William Matthews (priest)

William Matthews was the fifth Catholic priest ordained in the United States. He was influential in establishing Catholic parochial and educational institutions in Washington, D.C. He believed that because Catholics enjoyed the freedom to practice their religion in the U.S. under the Constitution, they had a duty to contribute to the moral and physical good of their communities.

About William Matthews (priest) in brief

Summary William Matthews (priest)William Matthews was the fifth Catholic priest ordained in the United States. He was influential in establishing Catholic parochial and educational institutions in Washington, D. C. Matthews was born into a prominent Maryland family and became a close adviser to Archbishop John Carroll.

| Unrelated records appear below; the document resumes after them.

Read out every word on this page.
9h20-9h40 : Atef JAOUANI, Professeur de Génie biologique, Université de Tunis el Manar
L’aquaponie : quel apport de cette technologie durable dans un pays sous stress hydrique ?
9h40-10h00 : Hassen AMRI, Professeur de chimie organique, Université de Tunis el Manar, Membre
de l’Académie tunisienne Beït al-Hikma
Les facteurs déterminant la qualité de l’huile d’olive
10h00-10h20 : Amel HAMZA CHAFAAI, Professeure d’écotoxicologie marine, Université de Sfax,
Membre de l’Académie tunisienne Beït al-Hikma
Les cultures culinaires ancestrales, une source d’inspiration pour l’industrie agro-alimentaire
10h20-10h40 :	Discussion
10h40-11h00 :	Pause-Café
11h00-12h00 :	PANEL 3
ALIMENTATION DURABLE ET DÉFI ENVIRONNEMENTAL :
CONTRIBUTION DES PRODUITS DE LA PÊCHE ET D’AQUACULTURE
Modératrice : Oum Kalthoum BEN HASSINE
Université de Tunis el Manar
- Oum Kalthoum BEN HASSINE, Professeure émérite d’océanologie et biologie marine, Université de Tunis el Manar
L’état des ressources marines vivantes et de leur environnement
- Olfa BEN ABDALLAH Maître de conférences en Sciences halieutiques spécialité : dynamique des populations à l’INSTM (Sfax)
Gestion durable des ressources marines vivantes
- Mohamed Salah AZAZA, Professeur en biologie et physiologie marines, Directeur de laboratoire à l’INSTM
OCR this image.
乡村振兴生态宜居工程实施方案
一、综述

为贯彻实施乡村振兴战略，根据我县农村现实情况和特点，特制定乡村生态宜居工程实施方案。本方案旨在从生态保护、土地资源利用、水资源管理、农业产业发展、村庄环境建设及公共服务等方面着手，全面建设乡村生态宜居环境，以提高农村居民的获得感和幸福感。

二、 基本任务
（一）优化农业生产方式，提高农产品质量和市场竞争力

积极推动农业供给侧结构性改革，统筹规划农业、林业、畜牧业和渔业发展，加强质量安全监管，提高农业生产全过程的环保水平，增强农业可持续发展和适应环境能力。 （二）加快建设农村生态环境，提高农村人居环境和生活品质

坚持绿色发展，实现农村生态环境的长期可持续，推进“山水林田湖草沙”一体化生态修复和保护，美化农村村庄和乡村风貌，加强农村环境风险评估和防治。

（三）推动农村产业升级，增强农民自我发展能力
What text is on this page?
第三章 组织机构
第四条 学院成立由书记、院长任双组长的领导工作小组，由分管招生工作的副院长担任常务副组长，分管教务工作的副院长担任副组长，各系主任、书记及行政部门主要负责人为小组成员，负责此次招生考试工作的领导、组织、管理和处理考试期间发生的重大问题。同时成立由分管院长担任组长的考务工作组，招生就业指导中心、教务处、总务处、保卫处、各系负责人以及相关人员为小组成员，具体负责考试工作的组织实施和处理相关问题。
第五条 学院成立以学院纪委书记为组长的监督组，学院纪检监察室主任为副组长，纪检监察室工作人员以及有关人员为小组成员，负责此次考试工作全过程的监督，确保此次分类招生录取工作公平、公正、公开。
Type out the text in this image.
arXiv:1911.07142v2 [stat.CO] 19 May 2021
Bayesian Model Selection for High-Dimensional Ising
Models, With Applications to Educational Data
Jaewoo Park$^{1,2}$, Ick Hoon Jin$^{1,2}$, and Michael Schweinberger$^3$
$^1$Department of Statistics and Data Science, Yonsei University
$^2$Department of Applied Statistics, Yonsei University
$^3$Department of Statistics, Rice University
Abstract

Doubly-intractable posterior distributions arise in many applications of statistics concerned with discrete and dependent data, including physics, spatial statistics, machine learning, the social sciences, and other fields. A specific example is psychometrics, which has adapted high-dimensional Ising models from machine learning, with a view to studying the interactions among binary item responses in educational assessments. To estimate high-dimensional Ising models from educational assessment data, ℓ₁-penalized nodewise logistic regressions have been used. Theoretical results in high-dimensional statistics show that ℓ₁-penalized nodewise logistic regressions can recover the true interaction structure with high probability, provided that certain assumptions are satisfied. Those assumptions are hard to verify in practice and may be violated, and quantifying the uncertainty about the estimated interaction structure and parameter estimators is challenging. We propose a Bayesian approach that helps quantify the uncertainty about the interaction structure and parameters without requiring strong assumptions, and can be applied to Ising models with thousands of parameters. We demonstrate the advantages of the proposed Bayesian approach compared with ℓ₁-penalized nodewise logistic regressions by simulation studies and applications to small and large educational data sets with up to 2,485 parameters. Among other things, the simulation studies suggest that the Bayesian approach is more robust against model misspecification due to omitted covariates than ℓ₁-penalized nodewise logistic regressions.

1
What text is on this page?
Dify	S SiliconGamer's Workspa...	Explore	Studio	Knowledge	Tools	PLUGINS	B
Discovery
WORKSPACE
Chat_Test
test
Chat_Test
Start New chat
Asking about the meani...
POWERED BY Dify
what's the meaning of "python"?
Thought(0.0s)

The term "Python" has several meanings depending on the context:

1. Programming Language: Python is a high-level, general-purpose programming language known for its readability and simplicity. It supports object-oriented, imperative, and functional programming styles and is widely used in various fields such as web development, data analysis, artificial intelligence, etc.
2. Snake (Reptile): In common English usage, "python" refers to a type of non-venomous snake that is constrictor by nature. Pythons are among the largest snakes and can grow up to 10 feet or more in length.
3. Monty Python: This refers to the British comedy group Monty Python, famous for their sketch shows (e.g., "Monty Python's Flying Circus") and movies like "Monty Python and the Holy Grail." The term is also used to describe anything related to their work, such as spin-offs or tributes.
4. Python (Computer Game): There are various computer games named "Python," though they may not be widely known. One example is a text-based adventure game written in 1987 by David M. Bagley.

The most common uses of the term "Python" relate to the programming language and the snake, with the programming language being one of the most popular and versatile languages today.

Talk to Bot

He believed that because Catholics enjoyed the freedom to practice their religion in the U.S. under the Constitution, they had a duty to contribute to the moral and physical good of their communities. He staunchly opposed slavery. Matthews’ matrilineal ancestry traces its origins to the noble O’Neills of Ireland. His cousin, Charles Carroll of Carrollton, was the sole Catholic signatory of the Declaration of Independence. He also was the maternal uncle of Senator Richard T. Merrick and Judge William Matthews Merrick, and the brother-in-law of Senator William Duhurst Merrick. Matthews died in Washington in 1805. He is buried in Mount Vernon, Maryland. He had a daughter, Mary, and a son, Joseph, who died in the Second World War. Matthews is buried at St. Patrick’s Cathedral in Philadelphia. He died in Georgetown, Washington, in 1815. His son Joseph was the sixth president of Georgetown College, later known as Georgetown University. Matthews also served as vicar apostolic and apostolic administrator of the Diocese of Philadelphia during a period of ecclesiastical turmoil. He served as president of the Washington Catholic Seminary, which became Gonzaga College High School, and oversaw the continuity of the school during suppression by the church and financial insecurity.

He played a significant role in the founding of Washington Visitation Academy for girls and the parish that now includes the Cathedral of St. Matthew the Apostle. His father, William Matthews Sr.’s ancestry traces to the English landed gentry, and includes Thomas Matthews—an early settler of the Maryland colony who was granted 4,000 acres of land in Port Tobacco, Maryland, by the Lords Calvert. His uncle, Bennett Neale, was one of the first Jesuits in the English colony. Six of his mother’s seven brothers became Jesuits, and one died during the Jesuit novitiate. His aunt, Ann Mathews, and two of his sisters—Susanna and Ann Teresa —became Ann Teresa and Carmelite nuns. He attended St. Mary’s Seminary in Baltimore in 1797, where he was educated at an English Jesuit school. He returned to America in his early twenties to study briefly theology at Georgetown College in 1796. While at Georgetown, he was chosen to be the first student to greet President George Washington upon his visit to the college. He became a student at St Mary’s Seminary and was a member of its board of trustees. He later became a trustee of the D.C. Public Schools and served as one of its superintendents. He founded St. Peter’s Church on Capitol Hill and St. Vincent’s Female Orphan Asylum and the co-founder and president of St.-Vincent’s Male orphan Asylum.